It says in the portion Vayetze that Jacob has a dream, and then he wakes up. We know the dream; he sees the ladder and the angels going up and down. It says in both the Torah and the Zohar that Jacob wakes up from his sleep and says, as if he's upset at himself, “The Creator is here too! How did I not know that? God was here, the Light of the Creator was here… Why did I let myself sleep?”
So, the Zohar tells us that this place, both in physical space and time, for whatever reason, was destined to reveal great Light. But, is it surprising, even for Jacob, that he didn't know this was the moment and place where great revelations would happen? It doesn't make sense that he would be upset about that, because we never know when the moment or place will be when great Light is going to be revealed.
Therefore, it's surprising; why is Jacob beating himself up for not knowing that was such a powerful place and time? The Zohar says, and it's important we understand this, that there is a secret here of what Jacob is telling himself and of what he’s teaching us. Jacob wakes up and says, "I didn't know. I did not come to connect to what is called the face of the Creator.”
Rav Ashlag explains that when Jacob says "I didn't know,” it is like he is asking, "How can all of this have been revealed to me and I've not pushed myself to know more, to connect even more powerfully and strongly to the Light of the Creator, and to become perfected?” Rav Berg would always say that the word "know" in Hebrew, yedia,represents unification. Therefore, Jacob is saying, "This was here, and I was not awakened to a greater connection to the Light of the Creator." He's talking about after the revelation; he has already had his dream and awakening. He said, "All this has happened to me, and I have not pushed myself enough to connect, or pushed myself under the wings of the Shechinah to become perfected."
So, the Zohar is telling us that when Jacob wakes up and asks, "How did I not know?” what he’s really saying is, "How did I allow myself not to push so completely to become perfected, after what I just experienced? After I had this experience, how could I go back to being the same?” That's the secret. What Jacob is saying to himself, and it is really more for us than for him, is, "This just happened. How can I still be the same person? How can I not be pushing myself to perfection?" And what Jacob said to himself is something that we have to be saying to ourselves every day, all the time.
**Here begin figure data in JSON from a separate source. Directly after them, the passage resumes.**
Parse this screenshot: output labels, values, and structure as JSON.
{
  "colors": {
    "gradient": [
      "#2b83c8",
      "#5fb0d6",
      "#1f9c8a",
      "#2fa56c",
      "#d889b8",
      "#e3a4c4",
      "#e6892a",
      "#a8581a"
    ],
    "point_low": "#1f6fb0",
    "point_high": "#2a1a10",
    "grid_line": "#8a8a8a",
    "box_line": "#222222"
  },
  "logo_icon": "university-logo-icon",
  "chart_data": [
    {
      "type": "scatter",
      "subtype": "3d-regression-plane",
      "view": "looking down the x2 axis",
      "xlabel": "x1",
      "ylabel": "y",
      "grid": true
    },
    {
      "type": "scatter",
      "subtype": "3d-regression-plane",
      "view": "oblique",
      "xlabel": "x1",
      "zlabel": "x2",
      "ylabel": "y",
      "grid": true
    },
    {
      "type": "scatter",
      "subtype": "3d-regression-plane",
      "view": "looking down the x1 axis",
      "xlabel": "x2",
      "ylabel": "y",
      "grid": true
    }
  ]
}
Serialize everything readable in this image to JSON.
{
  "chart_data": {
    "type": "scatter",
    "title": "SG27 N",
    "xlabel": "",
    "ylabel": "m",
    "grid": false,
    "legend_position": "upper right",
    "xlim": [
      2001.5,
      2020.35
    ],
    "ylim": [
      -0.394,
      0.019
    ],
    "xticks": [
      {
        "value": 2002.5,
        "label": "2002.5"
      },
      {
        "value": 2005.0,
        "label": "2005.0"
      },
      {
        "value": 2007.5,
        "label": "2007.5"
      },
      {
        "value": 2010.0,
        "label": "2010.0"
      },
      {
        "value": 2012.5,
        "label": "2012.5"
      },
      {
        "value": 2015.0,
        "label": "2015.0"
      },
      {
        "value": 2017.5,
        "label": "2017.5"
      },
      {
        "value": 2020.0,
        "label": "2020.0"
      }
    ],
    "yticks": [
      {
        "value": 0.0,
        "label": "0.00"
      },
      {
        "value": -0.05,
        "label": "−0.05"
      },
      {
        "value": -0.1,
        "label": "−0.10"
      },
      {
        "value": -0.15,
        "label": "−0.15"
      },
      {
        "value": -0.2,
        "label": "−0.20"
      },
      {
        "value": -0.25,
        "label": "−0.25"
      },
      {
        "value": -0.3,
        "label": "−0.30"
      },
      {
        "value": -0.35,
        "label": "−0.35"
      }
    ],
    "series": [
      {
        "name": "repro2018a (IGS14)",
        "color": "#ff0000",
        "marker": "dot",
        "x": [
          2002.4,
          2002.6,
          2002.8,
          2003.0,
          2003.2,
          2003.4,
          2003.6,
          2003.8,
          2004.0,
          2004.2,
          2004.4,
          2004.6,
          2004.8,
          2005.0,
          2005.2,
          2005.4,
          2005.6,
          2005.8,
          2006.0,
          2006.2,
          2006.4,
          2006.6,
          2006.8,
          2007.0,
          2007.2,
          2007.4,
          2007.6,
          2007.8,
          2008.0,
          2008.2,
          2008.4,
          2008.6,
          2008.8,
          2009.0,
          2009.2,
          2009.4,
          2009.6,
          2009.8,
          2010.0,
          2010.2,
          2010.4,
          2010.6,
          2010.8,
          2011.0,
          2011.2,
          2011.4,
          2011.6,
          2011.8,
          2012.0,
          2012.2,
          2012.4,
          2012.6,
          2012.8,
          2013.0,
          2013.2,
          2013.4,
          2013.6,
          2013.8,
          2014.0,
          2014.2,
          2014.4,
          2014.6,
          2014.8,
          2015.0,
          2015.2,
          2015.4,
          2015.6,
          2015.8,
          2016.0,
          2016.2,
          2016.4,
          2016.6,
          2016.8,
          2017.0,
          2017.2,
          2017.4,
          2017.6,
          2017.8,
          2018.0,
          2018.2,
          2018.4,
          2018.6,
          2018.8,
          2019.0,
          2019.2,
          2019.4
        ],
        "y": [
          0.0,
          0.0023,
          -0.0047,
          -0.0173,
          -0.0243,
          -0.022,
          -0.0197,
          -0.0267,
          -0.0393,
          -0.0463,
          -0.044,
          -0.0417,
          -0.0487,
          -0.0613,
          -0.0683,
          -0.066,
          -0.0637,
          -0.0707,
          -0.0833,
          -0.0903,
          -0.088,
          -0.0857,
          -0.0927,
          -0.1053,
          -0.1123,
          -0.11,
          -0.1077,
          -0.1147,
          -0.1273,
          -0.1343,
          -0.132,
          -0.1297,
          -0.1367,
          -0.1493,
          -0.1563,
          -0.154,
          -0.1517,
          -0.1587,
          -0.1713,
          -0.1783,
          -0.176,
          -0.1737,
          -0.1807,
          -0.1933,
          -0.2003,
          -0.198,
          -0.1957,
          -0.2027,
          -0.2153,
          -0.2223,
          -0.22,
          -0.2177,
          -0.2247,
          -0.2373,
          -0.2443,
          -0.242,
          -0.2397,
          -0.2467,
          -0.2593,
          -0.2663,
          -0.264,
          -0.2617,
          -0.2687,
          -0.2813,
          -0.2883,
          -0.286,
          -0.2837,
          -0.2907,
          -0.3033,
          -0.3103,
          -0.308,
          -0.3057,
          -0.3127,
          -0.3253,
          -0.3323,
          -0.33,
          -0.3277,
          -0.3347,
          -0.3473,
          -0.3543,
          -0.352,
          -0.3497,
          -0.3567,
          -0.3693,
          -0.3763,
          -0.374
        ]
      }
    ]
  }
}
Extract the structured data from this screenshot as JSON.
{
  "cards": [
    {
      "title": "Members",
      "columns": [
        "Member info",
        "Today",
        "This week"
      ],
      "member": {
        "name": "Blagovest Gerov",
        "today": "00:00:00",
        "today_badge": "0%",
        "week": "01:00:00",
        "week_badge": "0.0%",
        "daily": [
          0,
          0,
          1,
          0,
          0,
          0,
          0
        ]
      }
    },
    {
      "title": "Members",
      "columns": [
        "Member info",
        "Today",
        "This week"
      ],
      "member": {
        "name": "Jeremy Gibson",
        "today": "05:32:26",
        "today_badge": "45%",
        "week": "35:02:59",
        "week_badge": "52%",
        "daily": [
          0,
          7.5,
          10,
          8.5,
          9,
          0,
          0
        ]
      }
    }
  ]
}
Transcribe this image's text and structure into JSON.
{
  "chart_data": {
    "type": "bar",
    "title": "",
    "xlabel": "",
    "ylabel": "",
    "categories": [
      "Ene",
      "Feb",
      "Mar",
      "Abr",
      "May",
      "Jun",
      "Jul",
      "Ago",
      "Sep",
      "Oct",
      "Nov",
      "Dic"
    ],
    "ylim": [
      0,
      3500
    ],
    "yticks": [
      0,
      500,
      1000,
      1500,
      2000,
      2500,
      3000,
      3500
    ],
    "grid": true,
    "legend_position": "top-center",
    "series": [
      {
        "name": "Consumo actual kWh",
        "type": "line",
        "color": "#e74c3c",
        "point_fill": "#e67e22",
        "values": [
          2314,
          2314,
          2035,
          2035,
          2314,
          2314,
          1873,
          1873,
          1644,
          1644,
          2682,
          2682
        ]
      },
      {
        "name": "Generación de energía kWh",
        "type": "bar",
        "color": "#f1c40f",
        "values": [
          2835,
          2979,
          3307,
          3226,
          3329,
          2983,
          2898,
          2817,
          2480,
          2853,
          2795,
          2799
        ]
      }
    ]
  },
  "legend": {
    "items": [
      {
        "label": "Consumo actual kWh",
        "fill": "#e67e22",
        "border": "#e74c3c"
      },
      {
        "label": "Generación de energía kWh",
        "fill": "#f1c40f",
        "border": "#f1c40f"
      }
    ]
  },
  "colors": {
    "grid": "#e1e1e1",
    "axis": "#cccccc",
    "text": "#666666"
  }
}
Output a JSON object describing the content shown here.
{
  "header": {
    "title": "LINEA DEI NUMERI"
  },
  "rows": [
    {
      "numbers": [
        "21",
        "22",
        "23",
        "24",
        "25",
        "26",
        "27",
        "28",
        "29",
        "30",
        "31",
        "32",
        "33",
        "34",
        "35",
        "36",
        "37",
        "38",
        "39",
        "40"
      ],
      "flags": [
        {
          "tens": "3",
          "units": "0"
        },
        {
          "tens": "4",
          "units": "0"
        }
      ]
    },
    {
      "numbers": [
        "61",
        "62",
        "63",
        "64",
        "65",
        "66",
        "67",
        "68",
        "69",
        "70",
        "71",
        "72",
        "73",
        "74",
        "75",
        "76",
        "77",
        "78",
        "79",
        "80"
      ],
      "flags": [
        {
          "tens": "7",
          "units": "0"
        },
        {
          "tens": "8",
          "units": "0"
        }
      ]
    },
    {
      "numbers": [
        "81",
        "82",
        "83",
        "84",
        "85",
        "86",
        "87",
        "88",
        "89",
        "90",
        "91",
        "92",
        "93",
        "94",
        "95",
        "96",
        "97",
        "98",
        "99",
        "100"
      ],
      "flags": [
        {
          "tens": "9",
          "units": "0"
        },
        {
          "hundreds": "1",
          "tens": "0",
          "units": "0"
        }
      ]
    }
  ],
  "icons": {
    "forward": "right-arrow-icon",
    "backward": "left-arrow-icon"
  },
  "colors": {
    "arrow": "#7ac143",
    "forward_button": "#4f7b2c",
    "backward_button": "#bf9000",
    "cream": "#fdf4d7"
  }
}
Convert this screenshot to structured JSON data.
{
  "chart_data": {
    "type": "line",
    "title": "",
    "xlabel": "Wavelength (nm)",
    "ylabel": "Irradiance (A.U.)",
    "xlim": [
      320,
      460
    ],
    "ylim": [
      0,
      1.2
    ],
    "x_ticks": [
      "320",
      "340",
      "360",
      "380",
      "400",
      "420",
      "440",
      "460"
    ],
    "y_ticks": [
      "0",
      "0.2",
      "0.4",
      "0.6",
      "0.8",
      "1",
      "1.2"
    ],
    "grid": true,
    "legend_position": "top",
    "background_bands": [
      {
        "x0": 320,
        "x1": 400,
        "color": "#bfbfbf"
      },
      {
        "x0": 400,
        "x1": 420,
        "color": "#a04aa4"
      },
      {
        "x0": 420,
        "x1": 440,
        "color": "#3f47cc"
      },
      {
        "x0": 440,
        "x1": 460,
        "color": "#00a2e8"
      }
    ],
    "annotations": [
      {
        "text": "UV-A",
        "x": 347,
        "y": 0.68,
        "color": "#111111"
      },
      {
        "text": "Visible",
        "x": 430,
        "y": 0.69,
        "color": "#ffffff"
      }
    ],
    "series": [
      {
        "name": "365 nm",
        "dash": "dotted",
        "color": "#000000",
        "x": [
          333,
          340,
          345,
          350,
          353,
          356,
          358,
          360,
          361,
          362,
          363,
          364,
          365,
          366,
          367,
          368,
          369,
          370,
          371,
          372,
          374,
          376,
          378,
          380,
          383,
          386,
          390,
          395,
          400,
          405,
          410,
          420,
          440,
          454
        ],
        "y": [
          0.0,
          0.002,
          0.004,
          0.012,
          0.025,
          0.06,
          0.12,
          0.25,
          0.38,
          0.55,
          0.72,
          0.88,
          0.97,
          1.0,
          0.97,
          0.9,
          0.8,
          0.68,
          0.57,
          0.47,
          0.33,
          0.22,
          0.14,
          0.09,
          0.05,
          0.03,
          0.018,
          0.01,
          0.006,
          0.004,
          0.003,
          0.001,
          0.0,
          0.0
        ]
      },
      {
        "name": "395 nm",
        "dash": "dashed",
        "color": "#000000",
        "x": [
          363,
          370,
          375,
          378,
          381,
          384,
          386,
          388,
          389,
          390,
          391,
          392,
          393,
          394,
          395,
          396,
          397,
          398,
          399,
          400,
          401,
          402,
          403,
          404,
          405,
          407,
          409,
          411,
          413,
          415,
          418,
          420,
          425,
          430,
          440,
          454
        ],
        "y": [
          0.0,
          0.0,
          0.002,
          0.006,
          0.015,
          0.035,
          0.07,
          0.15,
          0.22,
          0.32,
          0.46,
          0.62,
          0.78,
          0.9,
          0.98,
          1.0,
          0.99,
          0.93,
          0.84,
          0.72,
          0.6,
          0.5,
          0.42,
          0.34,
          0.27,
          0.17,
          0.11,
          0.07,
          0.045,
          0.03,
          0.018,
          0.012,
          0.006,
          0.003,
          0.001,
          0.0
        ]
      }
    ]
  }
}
What Jacob gives us on this Shabbat, and the secret of the words he is saying, the Zohar tells us, is an awareness of how we could have experienced what we experienced and not be pushing ourselves in a completely different way.
We should merit, with the assistance of Jacob and an understanding of what the Zohar is telling us, not falling to the same thing. We have to ask ourselves, “How can I, after all that has happened, go back to, or even a little bit better than, where I was?” Jacob tells us it can't be that we have that experience and then not push ourselves towards perfection, in a completely different and more powerful way.
I strongly recommend reading that section in the Zohar over and over, because it’s the awakening every single one of us needs. It cannot be that we had that experience and then went back. It cannot be that we had that experience and we’re not pushing ourselves in a completely different way to become perfected. It's very important to understand.